If the photographer wanted, she could take US Air, the pilot, and the FA to court.
And she could lose. That's the point: We don't have enough information to know whether to believe the flight attendant, the photographer, or both are at fault.

On the larger subject, the recent bans against photography (generally of law enforcement officers) are a dangerous precedent.
I don't disagree, but some recent "abuse" (meant in the same erroneous way you used the word) of photography (generally of law enforcement officers) is an equally dangerous precedent. More and more often, we citizens are "abusing" our rights and thereby fostering a less safe environment for all. It all cuts both ways.
 
The blog quoted by the OP was written by
Carlos Miller a Miami multimedia journalist who has been arrested twice for taking pictures of cops

Blogs don't pretend to be objective. I have no reason to believe the account presented is either complete or accurate.

I have to give the OP some credit for find these off the wall blogs. Nothing to do with security but it is somewhat entertaining
 
Excuse me for buttting in here, however, I believe some here have missed the bigger picture (pun intended) here. The employee in question was at the gate, not identified as a flight attendant. She boarded the plane to confront the pax who complied with her request to delete the pic.
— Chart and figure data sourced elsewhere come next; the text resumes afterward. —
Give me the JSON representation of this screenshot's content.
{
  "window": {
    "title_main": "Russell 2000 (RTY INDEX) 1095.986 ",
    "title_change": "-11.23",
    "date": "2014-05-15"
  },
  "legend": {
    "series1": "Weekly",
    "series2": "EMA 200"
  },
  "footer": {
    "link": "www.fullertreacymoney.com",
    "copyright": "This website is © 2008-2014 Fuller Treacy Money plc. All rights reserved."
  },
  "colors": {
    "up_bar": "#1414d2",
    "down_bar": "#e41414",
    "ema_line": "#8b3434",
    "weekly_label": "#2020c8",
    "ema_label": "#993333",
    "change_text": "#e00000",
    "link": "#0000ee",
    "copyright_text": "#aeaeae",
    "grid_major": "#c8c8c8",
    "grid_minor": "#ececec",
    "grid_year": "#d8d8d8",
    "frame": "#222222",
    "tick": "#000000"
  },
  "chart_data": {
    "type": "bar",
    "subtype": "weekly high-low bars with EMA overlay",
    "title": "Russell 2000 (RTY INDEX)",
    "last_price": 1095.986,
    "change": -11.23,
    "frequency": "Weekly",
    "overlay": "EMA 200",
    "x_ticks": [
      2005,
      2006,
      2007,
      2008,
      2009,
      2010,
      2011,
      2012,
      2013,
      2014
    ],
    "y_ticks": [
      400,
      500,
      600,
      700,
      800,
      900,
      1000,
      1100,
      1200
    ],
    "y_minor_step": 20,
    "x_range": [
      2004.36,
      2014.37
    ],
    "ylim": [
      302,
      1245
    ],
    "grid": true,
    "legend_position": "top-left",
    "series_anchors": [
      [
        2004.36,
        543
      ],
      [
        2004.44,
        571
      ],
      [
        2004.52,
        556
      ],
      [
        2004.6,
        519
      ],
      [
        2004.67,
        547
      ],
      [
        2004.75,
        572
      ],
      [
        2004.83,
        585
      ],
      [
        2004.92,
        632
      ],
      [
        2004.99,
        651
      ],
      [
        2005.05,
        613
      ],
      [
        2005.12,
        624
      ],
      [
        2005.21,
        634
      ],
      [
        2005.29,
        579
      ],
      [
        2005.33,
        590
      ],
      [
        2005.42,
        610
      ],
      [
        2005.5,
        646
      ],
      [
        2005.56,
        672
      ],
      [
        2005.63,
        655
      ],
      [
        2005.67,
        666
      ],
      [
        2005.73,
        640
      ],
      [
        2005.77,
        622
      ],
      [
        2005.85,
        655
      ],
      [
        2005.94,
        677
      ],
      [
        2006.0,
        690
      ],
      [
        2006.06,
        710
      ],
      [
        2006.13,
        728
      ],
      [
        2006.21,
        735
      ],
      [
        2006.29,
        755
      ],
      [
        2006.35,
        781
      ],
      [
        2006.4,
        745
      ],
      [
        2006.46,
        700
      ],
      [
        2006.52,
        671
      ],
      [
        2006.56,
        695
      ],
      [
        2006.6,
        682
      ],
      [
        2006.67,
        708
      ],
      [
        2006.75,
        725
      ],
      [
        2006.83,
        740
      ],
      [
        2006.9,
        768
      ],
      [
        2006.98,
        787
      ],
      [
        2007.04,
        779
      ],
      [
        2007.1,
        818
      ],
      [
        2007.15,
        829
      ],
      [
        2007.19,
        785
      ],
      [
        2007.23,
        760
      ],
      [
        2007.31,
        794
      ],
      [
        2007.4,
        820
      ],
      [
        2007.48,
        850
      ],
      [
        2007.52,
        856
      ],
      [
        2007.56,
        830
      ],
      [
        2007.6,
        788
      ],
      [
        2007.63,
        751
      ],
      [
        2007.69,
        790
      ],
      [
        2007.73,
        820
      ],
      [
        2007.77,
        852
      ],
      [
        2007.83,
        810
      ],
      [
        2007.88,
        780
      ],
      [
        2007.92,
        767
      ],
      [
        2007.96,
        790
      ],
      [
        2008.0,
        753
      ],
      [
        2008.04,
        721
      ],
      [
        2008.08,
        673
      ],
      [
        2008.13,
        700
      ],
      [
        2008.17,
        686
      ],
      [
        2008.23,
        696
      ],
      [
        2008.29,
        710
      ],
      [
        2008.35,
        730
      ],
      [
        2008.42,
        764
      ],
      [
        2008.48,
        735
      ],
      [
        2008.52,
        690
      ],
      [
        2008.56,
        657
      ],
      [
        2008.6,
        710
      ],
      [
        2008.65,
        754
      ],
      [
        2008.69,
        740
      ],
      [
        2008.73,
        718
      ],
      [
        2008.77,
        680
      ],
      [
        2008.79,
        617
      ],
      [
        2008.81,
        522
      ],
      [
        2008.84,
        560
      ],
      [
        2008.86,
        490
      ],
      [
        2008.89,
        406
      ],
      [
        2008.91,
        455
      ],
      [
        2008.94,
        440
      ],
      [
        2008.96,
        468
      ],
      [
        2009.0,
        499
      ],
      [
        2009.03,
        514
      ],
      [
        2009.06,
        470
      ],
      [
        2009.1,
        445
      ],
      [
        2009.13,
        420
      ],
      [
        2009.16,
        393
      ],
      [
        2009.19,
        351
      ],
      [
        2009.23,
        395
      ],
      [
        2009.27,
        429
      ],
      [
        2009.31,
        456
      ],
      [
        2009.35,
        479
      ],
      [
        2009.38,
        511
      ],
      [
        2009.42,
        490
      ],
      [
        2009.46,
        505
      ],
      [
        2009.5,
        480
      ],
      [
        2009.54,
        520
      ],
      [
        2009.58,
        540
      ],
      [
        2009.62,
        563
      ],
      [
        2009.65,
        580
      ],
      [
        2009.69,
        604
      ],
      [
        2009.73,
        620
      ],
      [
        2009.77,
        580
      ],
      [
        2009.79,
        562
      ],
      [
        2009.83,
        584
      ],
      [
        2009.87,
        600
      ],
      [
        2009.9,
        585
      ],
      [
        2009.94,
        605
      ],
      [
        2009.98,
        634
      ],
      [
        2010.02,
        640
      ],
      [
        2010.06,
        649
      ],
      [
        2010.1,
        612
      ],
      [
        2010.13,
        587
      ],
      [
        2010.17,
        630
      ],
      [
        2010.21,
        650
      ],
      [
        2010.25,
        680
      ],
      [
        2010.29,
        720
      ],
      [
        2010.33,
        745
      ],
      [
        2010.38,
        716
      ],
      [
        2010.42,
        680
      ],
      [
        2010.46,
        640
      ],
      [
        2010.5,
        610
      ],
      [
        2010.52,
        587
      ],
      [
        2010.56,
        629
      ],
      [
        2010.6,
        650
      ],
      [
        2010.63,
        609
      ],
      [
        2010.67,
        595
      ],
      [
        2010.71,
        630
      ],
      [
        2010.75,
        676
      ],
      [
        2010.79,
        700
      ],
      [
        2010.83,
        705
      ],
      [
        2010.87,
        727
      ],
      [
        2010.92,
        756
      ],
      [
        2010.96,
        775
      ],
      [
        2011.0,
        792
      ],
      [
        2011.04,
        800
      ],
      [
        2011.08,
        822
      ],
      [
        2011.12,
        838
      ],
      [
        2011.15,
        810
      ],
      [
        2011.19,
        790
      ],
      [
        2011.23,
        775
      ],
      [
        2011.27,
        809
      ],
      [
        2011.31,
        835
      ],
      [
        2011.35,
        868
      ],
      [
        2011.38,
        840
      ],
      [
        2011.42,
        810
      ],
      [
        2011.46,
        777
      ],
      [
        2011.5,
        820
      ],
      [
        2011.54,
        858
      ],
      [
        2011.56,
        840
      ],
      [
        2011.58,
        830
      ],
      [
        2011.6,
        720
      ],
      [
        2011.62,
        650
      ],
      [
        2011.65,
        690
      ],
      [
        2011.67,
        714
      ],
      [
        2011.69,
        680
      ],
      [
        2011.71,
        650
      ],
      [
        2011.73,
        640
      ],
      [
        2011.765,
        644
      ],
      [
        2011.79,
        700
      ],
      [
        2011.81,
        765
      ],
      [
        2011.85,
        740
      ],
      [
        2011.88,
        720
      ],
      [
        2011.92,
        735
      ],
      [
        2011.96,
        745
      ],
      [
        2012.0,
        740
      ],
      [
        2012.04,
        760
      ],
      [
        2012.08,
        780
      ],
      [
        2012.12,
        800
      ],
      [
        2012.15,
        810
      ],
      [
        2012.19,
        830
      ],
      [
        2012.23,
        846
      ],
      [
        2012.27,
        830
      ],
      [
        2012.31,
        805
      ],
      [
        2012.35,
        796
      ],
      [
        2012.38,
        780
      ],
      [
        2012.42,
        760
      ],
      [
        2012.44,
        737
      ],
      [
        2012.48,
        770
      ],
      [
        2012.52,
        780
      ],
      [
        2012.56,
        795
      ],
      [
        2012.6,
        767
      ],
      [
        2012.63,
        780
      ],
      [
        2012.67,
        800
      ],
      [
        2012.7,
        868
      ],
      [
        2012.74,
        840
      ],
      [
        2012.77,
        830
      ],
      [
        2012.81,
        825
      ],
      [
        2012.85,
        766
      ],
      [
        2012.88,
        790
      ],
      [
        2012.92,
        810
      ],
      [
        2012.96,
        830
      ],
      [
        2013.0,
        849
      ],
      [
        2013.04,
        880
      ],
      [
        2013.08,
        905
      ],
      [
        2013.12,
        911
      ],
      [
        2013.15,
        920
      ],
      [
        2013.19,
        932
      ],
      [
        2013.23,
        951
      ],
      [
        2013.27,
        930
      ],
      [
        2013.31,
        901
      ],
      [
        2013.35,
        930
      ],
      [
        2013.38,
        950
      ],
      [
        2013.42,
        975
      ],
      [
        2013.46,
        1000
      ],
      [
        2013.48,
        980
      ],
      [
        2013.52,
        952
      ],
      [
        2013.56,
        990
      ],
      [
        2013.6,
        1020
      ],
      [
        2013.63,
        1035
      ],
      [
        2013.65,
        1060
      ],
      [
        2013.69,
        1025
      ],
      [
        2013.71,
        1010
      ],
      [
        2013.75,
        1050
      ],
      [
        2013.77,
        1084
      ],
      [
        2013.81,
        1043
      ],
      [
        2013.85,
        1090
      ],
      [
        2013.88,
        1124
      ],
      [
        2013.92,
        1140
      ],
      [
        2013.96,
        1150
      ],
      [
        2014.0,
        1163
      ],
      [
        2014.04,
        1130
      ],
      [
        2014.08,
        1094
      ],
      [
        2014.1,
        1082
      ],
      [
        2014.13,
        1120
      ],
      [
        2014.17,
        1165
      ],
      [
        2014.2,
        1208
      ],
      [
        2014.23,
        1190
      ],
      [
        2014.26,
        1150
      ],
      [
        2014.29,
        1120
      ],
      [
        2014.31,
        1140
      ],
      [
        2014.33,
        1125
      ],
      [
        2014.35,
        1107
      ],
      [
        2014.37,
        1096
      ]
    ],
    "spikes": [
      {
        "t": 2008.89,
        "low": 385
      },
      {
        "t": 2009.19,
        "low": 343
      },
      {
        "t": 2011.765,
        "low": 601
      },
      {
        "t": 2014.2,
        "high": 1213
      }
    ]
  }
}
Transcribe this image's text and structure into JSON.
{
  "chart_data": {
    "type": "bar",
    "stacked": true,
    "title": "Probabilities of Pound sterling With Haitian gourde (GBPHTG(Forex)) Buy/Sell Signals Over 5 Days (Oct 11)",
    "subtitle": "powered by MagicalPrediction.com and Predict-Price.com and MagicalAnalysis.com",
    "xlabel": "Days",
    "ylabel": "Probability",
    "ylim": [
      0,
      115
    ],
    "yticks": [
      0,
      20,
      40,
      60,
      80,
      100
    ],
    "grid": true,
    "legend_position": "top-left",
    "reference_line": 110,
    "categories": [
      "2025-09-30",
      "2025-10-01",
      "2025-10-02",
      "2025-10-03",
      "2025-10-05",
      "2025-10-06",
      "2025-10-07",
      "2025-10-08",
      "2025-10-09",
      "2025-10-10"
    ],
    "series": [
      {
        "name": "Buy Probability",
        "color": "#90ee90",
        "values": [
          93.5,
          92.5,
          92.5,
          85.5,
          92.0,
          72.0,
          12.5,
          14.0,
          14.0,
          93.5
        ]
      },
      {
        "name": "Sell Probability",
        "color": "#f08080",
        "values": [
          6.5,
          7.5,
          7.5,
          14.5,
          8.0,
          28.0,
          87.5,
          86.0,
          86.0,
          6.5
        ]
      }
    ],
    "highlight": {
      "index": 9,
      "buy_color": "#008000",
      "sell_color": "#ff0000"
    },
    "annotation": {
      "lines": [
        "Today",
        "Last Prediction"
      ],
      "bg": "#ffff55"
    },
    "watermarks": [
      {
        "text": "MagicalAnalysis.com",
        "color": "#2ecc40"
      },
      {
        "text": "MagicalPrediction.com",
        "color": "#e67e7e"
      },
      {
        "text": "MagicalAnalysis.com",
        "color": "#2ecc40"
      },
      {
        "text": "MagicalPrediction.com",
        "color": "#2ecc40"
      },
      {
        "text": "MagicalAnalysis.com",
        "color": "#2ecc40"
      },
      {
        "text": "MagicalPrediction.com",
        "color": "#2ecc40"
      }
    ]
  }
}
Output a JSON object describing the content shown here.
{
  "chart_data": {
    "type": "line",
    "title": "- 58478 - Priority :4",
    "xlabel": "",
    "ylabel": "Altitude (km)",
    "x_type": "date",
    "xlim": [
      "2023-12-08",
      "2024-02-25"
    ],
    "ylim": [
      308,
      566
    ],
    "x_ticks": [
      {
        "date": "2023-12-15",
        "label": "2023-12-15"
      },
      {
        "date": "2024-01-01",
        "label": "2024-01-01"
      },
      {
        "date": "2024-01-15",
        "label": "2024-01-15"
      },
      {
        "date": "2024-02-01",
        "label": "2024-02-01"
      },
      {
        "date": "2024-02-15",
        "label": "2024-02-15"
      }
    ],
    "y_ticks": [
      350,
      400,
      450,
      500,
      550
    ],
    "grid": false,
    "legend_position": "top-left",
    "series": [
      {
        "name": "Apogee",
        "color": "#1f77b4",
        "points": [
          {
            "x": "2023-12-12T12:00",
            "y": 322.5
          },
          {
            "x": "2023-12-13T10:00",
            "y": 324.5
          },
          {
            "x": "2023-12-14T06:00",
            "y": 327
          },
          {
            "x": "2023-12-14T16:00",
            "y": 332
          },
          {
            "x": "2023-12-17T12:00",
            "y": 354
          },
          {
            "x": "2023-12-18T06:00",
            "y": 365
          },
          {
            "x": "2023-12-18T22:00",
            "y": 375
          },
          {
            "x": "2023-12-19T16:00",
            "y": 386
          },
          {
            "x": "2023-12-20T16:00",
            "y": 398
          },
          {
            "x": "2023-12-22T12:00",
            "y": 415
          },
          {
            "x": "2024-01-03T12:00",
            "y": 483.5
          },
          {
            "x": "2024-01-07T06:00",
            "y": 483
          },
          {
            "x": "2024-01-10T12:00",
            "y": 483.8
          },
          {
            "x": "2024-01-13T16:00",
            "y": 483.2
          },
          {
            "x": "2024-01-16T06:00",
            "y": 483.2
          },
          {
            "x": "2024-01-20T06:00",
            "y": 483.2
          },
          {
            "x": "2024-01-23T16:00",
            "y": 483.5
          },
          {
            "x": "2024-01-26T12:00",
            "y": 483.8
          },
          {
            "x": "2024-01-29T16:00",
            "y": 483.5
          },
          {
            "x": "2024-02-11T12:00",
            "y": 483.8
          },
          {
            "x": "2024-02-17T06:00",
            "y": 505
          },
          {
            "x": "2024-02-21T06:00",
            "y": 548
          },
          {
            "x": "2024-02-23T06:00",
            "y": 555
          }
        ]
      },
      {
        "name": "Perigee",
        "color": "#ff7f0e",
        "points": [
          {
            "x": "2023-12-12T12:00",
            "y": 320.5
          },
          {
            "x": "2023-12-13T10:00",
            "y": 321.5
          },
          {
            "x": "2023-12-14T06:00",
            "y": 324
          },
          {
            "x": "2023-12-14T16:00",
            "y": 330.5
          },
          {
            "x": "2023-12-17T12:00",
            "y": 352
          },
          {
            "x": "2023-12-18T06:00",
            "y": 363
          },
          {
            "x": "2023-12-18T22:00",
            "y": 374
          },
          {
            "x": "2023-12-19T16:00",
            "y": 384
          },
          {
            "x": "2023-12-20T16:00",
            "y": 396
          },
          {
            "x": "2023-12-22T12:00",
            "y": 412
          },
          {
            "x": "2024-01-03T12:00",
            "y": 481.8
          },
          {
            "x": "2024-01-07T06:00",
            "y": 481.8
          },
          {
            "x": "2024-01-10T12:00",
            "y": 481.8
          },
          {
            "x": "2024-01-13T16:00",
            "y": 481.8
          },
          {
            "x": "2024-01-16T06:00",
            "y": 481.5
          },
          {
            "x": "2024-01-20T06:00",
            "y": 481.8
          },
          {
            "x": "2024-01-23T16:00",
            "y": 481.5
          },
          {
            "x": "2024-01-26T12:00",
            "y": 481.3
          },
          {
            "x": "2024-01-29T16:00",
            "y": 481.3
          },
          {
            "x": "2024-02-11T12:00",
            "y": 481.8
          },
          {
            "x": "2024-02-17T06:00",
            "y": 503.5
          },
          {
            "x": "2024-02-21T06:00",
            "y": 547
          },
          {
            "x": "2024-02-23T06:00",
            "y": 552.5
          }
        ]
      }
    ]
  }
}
Going into the cockpit and referring to the pax as a "security risk" was way beyond the employee's job description, in my opinion. When the pax complied with the request to delete the pic that should have been the end to the situation.
 
Going into the cockpit and referring to the pax as a "security risk" was way beyond the employee's job description, in my opinion.
Job descriptions aren't a matter of opinion. They're codified in controlled documents. Warning flight crews of suspected security risks is every airline employee's responsibility, and especially that of the employees who have direct contact with a passenger prior to a flight.
 
The only intention here was to point out that the employee confronted the pax about the pic and the pax complied with her request. Since we all take pics with phones these days I don't consider this particular incident a "security risk". How many other probably took a pic with their phone and were not "escorted" off this flight? People take pics at take=off, couldn't this also be considered a "security risk"?
 
Photography is allowed in public spaces unless there is a specific prohibition against it (rare). And the burden of proof would be on YOU (or law enforcement or the airline) to show where taking pictures is a violation.
Even IF taking a picture WAS against the "rules" that doesn't mean the photographer is a "security risk" and needed to be kicked off the plane.
If the photographer wanted, she could take US Air, the pilot, and the FA to court.
On the larger subject, the recent bans against photography (generally of law enforcement officers) are a dangerous precedent.

Yeap, you got it! :worship:

Certainly, an employee of a large corporation working in a public place with a nametag on has no expectation of privacy.
 
Sheesh. When did we become so tech-dependent? What's wrong with a good, old-fashioned, discreet pen and paper to note the name of a genuinely difficult employee? Or use the phone AS a phone - call yourself and leave a message with the person's name?

Problem solved. Nobody thrown off any flight forced to wake a friend in the middle of the night for a ride, no one-sided blogs, no "security theater" fanatic threads... ;)
 
pr surfer said:
Public space, publicly owned airport. It is indeed a free speech zone (albeit with consequences if you abuse said right). Photography is indeed allowed.
I'm pretty sure there's no right to take pictures of some woman's "chestal area".